Part of the problem is over-classification, which impedes the scope and timing of information flow. Exchanging standards via the National Institute of Standards and Technology (NIST) and establishing a public-private sector Cybersecurity Safety Review Board to conduct after-action reports are great, but they do little to enable real-time cyber threat sharing. Another issue is that IC officials are so accustomed to safeguarding their offensive and defensive cyber capabilities that the concept of collaborating with the private sector is a foreign one. The experience of the National Security Agency (NSA) in protecting DoD systems undoubtably has valuable carryover to private industry, but legislative limitations on that agency’s domestic operations also serve as a limitation on its abilities to collaborate with private industry.
President Biden’s EO contains much to be optimistic about – but it is only a first step and leaves a lot of open questions when it comes to public-private cyber collaboration. Some of what must come next will be legislative, such as a bipartisan effort currently before the Senate Intelligence Committee to provide limited immunity and privacy protections for companies subject to mandatory self-reporting. Part of it is cultural and will require a concerted effort by both sides to work together in good faith.
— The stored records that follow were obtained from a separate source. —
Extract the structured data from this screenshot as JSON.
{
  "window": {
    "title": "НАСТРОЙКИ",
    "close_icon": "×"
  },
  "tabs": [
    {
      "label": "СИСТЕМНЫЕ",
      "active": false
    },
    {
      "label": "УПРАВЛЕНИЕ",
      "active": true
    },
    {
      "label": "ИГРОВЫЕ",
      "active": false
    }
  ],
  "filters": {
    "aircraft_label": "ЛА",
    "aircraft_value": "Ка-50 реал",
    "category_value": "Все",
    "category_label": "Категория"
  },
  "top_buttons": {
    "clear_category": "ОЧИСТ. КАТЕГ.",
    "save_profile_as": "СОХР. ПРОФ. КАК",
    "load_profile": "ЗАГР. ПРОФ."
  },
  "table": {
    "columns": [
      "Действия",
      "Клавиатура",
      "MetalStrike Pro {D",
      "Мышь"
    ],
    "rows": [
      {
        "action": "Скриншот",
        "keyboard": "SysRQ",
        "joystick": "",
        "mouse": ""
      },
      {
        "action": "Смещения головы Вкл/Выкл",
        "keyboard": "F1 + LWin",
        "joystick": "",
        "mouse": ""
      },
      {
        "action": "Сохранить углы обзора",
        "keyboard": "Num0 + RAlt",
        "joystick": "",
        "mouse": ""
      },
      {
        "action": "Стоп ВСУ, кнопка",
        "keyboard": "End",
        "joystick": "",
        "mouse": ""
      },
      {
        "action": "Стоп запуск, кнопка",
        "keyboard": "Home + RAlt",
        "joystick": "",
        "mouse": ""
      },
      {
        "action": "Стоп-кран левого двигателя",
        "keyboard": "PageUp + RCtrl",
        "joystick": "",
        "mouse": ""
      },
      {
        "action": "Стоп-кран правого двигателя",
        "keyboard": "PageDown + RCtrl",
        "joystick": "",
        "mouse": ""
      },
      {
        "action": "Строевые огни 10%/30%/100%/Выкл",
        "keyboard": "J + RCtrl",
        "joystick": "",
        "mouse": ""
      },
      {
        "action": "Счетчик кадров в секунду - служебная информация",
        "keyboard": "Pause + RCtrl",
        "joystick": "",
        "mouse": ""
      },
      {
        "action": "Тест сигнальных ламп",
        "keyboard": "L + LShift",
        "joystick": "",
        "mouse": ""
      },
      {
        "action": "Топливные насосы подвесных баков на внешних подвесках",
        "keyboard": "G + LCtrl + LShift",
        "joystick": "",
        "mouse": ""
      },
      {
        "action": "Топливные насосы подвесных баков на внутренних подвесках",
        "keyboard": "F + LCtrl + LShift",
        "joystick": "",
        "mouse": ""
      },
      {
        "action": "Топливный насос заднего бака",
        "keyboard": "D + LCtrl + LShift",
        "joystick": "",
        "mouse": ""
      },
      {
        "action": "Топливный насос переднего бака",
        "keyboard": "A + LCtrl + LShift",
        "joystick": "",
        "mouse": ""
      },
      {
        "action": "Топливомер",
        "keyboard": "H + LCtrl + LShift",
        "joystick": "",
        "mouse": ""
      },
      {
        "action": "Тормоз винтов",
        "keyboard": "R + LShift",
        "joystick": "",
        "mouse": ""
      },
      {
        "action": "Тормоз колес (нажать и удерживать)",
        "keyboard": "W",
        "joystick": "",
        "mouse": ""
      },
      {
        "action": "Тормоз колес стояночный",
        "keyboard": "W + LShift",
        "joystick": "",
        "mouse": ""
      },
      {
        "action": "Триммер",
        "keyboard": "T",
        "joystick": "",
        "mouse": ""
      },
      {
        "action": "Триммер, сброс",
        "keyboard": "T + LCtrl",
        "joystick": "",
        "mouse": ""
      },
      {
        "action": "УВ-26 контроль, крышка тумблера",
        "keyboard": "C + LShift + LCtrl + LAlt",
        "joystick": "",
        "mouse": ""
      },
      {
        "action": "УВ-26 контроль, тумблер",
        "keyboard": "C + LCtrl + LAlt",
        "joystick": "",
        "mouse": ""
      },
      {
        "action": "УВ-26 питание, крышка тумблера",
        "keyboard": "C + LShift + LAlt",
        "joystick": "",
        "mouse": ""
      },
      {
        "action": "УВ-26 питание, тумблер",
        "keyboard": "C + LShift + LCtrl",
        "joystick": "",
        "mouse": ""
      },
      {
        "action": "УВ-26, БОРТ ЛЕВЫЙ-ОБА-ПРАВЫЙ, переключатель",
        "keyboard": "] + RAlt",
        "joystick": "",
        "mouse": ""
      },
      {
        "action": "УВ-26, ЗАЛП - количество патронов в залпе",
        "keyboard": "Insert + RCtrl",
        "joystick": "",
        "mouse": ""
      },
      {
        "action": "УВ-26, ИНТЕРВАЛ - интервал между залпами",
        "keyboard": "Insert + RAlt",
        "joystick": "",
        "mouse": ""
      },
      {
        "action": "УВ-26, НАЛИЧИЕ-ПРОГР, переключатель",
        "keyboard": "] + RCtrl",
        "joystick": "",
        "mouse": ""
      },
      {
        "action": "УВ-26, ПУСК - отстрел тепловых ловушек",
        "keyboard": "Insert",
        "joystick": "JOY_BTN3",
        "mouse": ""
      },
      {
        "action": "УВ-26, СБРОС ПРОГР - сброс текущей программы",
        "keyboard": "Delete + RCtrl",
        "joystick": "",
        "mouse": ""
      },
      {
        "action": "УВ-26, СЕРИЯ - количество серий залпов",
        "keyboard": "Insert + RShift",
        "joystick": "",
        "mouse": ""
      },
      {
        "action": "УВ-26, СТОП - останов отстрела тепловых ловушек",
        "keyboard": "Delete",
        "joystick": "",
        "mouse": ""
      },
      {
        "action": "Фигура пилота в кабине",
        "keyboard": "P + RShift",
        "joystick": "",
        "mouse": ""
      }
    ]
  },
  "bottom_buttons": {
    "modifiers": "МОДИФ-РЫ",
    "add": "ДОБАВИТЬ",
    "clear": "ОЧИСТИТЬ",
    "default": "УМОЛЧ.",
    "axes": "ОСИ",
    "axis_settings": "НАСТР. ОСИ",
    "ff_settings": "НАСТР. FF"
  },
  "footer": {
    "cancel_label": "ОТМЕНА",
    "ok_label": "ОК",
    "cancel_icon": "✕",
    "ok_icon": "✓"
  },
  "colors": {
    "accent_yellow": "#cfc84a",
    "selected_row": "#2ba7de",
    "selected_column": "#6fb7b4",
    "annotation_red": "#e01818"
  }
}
Many of us in the defense technology space have long advocated that public-private sector collaboration is key to driving innovative solutions, and that over-classification inhibits this. The same goes for cybersecurity in which critical infrastructure industries such as energy, financial services, and manufacturing have a tremendous amount to offer the IC in terms of cyber defense intelligence. But asking private industry to share information without providing protection or information in return will go only so far.